Love all of the awesome info and people on here! I just got a dehydrator and have been trying to modify some book found jerky recipes (to a more paleo friendly format) with mild success. I was wondering if anyone would be willing to share a great paleo jerky recipe. I would naturally like to keep soy sauce out, and the salt and sugar at reasonable levels. Mitigating the soy/salt/sugar issue seems to be the challenge at this point (because most traditional jerky recipes are big on these components) and I would love some advice/recipe suggestions. THANKS!!
I simmer a random collection of spices in water, which I then chill. Then I marinade the meat in that overnight. I never did look up any recipes. I just jumped up and made something!
I've used cumin, garlic powder, onion powder, smoked paprika, coriander, juniper berries, chipotle, ancho chili, black pepper, and five spice powder. Not all at once, but often three or four of them at a time. I almost always add a bit of sea salt too. I never used soy or sugar. I don't weigh or measure the spices either. I just go by intuition.
I like how the jerky comes out. It doesn't taste like any commercial product I've ever had, and it still retains a nice beefy flavor. I cook around the 115 degrees setting until done.

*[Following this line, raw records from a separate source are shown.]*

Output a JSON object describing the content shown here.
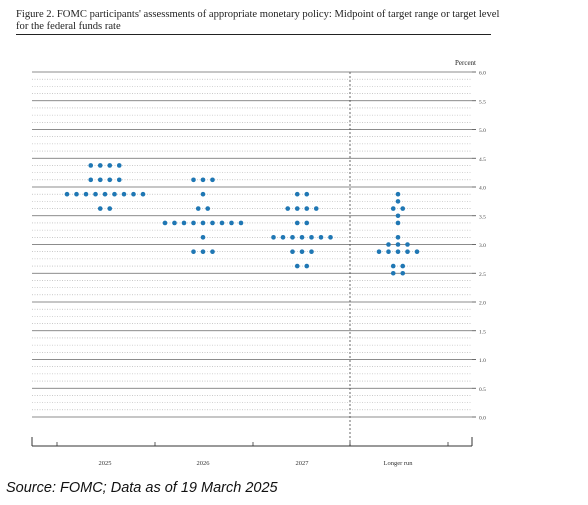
{
  "figure_title": "Figure 2. FOMC participants' assessments of appropriate monetary policy: Midpoint of target range or target level for the federal funds rate",
  "source_note": "Source: FOMC; Data as of 19 March 2025",
  "colors": {
    "dot": "#1f77b4",
    "line": "#555555",
    "text": "#222222"
  },
  "chart_data": {
    "type": "scatter",
    "title": "Figure 2. FOMC participants' assessments of appropriate monetary policy: Midpoint of target range or target level for the federal funds rate",
    "ylabel": "Percent",
    "ylim": [
      0.0,
      6.0
    ],
    "yticks": [
      "0.0",
      "0.5",
      "1.0",
      "1.5",
      "2.0",
      "2.5",
      "3.0",
      "3.5",
      "4.0",
      "4.5",
      "5.0",
      "5.5",
      "6.0"
    ],
    "categories": [
      "2025",
      "2026",
      "2027",
      "Longer run"
    ],
    "grid": true,
    "divider_before": "Longer run",
    "dots": [
      {
        "category": "2025",
        "rows": [
          {
            "y": 4.375,
            "count": 4
          },
          {
            "y": 4.125,
            "count": 4
          },
          {
            "y": 3.875,
            "count": 9
          },
          {
            "y": 3.625,
            "count": 2
          }
        ]
      },
      {
        "category": "2026",
        "rows": [
          {
            "y": 4.125,
            "count": 3
          },
          {
            "y": 3.875,
            "count": 1
          },
          {
            "y": 3.625,
            "count": 2
          },
          {
            "y": 3.375,
            "count": 9
          },
          {
            "y": 3.125,
            "count": 1
          },
          {
            "y": 2.875,
            "count": 3
          }
        ]
      },
      {
        "category": "2027",
        "rows": [
          {
            "y": 3.875,
            "count": 2
          },
          {
            "y": 3.625,
            "count": 4
          },
          {
            "y": 3.375,
            "count": 2
          },
          {
            "y": 3.125,
            "count": 7
          },
          {
            "y": 2.875,
            "count": 3
          },
          {
            "y": 2.625,
            "count": 2
          }
        ]
      },
      {
        "category": "Longer run",
        "rows": [
          {
            "y": 3.875,
            "count": 1
          },
          {
            "y": 3.75,
            "count": 1
          },
          {
            "y": 3.625,
            "count": 2
          },
          {
            "y": 3.5,
            "count": 1
          },
          {
            "y": 3.375,
            "count": 1
          },
          {
            "y": 3.125,
            "count": 1
          },
          {
            "y": 3.0,
            "count": 3
          },
          {
            "y": 2.875,
            "count": 5
          },
          {
            "y": 2.625,
            "count": 2
          },
          {
            "y": 2.5,
            "count": 2
          }
        ]
      }
    ]
  }
}
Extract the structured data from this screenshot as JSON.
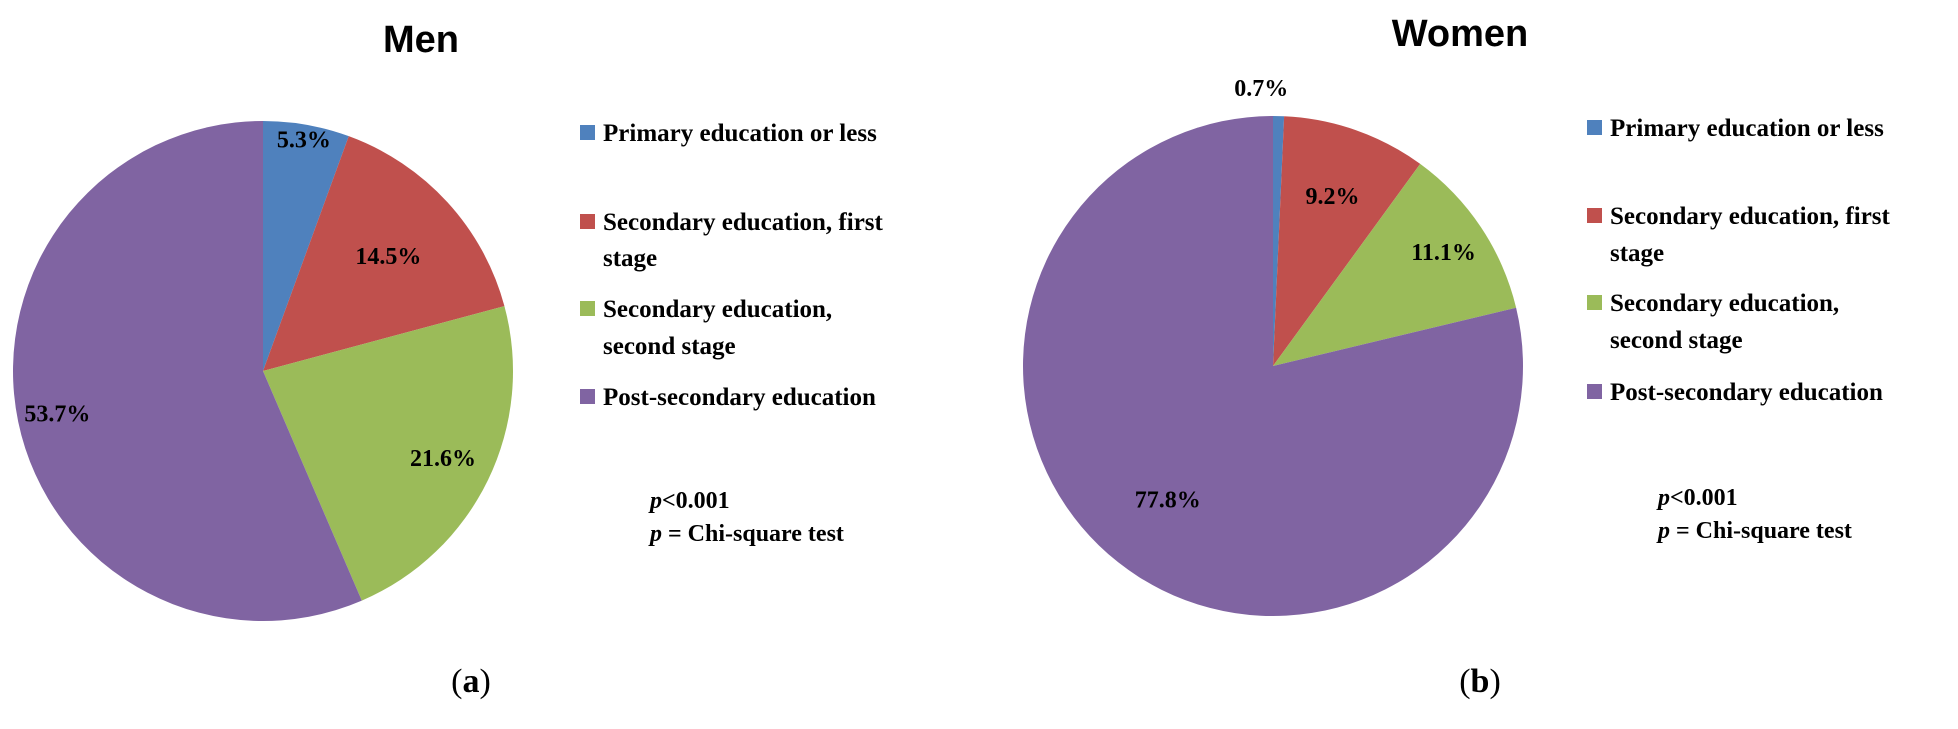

Sorry I'm late to this question. I've been making my own jerky for a long time and I've NEVER used sugar or soy. Sometimes if I'm short of time I won't marinate I'll just rub with spices and into the dehydrator. I use paprika, onion powder, ginger powder and of course lots and lots of chilli. I love my chilli and that way not too many people eat it all on me. ;)
Speno, That's interesting. I made my first batch of jerky a few weeks and "cheated" on the marinade with a little Tamari wheat-free soy sauce. (I also cut down the amount of salt called for by more than half.) It came out very tasty, but I guess I will skip the soy sauce entirely next time, since it worked for you.
I think that marinades are probably a Neolithic invention. If Grok marinaded, it would have to have been with locally available ingredients in season, and I'm thinking that in most cases, the Groks would have butchered their kill, woven up some drying racks, lit the fire, and just started jerking; remember that the purpose of making jerky for them was primarily food preservation, with tastiness being a secondary consideration.
Take pemmican; dried and ground meat, mixed in with rendered fat, and sometimes some berries were added. It's not exactly eleven secret herbs and spices...
That being said, I love straight dehydrated beef. Slice it up, chuck it into the dehydrator, take it out when dry, enjoy. Om nom nom.